Knopentheorie, in de wiskunde, de studie van gesloten krommen in drie dimensies, en hun mogelijke vervormingen zonder dat een deel door een ander snijdt. Knopen kunnen worden beschouwd als gevormd door interlacing en lus een stuk touw op elke manier en vervolgens de uiteinden aan te sluiten. De eerste vraag die rijst is of zo ‘ n kromme werkelijk geknoopt is of eenvoudig ontwarmd kan worden; dat wil zeggen of men hem in de ruimte kan vervormen tot een standaard niet-Geknoopte Kromme zoals een cirkel. De tweede vraag is of, meer in het algemeen, elke twee gegeven krommen verschillende knopen vertegenwoordigen of eigenlijk dezelfde knoop zijn in de zin dat de ene continu in de andere kan worden vervormd.
het basisgereedschap voor het classificeren van knopen bestaat uit het projecteren van elke knoop op een vlak—beeld de schaduw van de knoop onder een licht—en het tellen van het aantal keren dat de projectie zichzelf kruist, noteren bij elke kruising welke richting “over” gaat en welke “onder gaat.”Een maat voor de complexiteit van de knoop is het minste aantal kruisingen dat optreedt als de knoop op alle mogelijke manieren wordt verplaatst.
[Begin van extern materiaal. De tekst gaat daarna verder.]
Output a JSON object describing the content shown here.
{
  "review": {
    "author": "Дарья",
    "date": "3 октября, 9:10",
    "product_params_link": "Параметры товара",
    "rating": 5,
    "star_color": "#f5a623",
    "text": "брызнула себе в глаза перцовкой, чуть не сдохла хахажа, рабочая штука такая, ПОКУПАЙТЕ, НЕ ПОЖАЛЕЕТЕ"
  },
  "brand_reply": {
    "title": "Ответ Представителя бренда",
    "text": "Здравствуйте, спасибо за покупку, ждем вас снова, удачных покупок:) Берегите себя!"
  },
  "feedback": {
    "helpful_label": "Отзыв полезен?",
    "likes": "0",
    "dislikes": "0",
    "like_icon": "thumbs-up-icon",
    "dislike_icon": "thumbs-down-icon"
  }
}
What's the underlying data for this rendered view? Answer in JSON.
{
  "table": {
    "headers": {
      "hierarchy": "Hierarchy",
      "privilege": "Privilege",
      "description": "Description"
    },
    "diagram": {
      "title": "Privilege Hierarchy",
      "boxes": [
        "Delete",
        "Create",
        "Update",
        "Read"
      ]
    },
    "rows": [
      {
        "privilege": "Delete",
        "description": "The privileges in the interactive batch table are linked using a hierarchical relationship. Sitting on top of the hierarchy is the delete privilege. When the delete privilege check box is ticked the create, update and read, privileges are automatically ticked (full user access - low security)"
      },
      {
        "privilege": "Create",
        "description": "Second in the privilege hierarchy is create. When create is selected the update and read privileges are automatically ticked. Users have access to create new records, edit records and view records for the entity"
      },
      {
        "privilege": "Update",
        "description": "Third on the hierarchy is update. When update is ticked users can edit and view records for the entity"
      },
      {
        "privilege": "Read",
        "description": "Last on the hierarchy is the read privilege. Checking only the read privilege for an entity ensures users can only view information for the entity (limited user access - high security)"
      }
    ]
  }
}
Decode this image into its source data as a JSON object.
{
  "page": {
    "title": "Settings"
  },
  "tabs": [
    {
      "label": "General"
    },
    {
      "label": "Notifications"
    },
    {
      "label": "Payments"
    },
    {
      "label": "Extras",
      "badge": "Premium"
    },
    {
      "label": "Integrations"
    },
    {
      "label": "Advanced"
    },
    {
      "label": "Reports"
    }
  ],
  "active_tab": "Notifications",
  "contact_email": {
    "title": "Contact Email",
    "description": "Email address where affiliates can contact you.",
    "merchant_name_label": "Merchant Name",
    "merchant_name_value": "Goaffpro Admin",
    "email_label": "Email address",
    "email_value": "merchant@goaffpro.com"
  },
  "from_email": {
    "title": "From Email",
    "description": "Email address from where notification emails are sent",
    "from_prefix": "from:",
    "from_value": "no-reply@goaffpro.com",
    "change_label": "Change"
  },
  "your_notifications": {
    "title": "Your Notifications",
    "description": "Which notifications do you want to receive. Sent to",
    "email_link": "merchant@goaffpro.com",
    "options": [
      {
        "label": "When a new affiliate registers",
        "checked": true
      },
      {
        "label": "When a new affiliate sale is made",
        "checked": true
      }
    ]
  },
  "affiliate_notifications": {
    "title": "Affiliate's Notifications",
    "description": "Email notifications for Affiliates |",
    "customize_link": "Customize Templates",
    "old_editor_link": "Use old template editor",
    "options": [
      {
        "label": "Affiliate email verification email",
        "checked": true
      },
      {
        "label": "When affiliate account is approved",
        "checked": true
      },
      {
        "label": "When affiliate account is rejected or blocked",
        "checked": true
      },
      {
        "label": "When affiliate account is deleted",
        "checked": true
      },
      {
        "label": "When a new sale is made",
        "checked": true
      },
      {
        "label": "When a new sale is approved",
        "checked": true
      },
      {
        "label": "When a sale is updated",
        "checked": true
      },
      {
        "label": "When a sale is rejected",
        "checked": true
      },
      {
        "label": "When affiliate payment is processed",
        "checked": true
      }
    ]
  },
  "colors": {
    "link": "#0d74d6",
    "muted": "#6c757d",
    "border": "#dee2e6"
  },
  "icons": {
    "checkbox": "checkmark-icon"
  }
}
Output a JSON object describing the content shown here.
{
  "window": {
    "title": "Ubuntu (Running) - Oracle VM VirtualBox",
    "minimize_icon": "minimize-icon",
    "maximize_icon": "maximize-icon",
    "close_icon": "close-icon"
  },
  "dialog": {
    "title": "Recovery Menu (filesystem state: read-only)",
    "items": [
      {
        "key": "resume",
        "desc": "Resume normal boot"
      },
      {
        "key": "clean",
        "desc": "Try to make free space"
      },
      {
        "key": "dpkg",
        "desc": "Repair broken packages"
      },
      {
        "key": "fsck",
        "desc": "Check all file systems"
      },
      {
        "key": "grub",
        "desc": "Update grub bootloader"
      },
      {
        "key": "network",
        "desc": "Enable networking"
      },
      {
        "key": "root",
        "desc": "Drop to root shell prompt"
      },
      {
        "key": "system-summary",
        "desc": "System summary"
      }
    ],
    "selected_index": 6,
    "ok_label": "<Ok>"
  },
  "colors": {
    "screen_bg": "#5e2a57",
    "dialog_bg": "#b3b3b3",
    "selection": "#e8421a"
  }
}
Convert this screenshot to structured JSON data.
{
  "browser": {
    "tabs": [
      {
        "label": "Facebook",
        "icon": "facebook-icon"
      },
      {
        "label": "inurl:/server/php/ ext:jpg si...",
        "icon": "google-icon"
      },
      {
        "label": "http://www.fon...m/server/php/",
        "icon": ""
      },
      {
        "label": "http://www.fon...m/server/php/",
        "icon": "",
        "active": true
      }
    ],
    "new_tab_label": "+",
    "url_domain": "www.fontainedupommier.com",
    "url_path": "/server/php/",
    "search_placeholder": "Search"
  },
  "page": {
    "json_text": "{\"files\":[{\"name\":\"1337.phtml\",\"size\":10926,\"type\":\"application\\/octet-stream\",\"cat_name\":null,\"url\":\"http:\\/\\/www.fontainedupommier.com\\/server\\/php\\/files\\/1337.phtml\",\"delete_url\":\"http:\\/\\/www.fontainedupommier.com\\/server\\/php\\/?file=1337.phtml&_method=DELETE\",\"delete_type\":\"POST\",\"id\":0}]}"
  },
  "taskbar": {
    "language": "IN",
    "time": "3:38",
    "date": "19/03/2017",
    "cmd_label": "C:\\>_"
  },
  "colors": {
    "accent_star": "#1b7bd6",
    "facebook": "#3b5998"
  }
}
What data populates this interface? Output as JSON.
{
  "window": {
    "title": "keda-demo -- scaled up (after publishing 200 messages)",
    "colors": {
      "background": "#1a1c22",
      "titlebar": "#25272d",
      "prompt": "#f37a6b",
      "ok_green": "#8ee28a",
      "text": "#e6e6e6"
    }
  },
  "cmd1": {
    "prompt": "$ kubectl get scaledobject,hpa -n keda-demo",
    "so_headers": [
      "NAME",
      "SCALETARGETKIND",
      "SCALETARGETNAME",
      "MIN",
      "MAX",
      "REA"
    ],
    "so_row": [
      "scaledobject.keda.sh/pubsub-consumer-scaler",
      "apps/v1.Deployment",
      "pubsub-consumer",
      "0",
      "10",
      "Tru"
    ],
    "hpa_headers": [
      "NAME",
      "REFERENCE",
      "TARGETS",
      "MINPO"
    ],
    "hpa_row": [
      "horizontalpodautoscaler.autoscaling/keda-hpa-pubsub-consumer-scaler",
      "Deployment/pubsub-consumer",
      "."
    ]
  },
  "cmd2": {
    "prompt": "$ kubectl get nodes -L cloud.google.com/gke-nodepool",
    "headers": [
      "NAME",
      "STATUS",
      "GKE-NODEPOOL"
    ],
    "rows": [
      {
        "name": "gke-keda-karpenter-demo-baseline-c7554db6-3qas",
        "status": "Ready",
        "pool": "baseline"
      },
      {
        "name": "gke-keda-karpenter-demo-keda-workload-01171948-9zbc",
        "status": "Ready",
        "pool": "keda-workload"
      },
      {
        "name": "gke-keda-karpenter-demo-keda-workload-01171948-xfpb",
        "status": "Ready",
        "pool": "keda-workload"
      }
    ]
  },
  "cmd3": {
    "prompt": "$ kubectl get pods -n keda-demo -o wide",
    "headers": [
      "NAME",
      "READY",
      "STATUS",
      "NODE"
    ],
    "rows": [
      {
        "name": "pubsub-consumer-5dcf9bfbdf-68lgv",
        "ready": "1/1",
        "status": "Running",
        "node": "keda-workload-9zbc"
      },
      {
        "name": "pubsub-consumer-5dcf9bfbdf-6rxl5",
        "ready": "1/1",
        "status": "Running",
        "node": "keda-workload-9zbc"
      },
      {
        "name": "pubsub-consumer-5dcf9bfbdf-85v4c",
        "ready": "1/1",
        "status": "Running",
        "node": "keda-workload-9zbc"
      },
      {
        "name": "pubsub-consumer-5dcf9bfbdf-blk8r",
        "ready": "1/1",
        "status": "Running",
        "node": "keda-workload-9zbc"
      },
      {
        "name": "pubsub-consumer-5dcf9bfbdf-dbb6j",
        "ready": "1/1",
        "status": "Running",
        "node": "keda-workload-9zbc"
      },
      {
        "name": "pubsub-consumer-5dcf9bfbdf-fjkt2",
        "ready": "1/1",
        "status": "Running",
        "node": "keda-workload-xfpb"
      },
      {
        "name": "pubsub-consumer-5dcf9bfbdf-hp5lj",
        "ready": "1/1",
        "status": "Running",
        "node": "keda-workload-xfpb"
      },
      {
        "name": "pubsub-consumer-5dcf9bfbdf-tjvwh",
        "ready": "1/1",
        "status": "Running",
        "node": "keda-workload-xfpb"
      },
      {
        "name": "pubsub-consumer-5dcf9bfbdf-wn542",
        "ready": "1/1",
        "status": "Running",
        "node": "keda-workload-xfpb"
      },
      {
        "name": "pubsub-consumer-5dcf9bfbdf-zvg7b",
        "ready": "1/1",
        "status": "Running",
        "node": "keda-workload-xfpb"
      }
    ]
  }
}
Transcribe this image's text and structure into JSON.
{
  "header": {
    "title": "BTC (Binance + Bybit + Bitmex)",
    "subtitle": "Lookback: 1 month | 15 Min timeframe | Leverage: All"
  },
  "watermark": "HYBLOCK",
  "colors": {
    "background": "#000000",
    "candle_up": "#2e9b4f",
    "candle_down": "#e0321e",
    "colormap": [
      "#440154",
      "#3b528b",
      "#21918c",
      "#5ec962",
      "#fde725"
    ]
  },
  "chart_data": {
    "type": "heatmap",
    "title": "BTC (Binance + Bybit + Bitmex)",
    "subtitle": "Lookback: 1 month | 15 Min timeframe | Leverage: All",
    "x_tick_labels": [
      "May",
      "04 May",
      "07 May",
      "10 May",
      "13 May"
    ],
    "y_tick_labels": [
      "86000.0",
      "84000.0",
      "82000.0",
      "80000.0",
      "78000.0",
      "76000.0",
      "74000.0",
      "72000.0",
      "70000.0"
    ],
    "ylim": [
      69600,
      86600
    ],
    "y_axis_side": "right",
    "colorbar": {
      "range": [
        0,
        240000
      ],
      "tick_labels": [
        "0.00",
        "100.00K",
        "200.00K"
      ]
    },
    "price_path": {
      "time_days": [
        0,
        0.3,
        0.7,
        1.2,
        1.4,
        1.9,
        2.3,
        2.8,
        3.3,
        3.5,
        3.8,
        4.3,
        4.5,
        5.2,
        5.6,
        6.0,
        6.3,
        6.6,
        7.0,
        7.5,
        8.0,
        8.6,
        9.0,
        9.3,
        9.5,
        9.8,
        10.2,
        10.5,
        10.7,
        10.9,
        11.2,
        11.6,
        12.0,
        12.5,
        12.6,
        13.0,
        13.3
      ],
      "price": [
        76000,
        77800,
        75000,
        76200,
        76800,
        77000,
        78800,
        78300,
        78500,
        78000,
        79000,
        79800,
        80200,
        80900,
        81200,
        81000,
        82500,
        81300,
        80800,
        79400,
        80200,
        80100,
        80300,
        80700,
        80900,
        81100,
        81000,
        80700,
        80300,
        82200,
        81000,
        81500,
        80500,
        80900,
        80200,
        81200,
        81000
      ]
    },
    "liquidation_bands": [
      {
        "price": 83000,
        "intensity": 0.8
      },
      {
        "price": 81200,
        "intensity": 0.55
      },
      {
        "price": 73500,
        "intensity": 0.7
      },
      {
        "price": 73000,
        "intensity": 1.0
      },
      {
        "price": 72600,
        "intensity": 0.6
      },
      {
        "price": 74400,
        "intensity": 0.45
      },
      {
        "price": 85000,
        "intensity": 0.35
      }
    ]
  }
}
De eenvoudigste mogelijke ware knoop is de klaverbladknoop, of bovenhandknoop, die drie dergelijke kruisingen heeft; de volgorde van deze knoop wordt daarom aangeduid als drie. Zelfs deze eenvoudige knoop heeft twee configuraties die niet in elkaar kunnen worden vervormd, hoewel het spiegelbeelden zijn. Er zijn geen knopen met minder kruisingen, en alle andere hebben er minstens vier.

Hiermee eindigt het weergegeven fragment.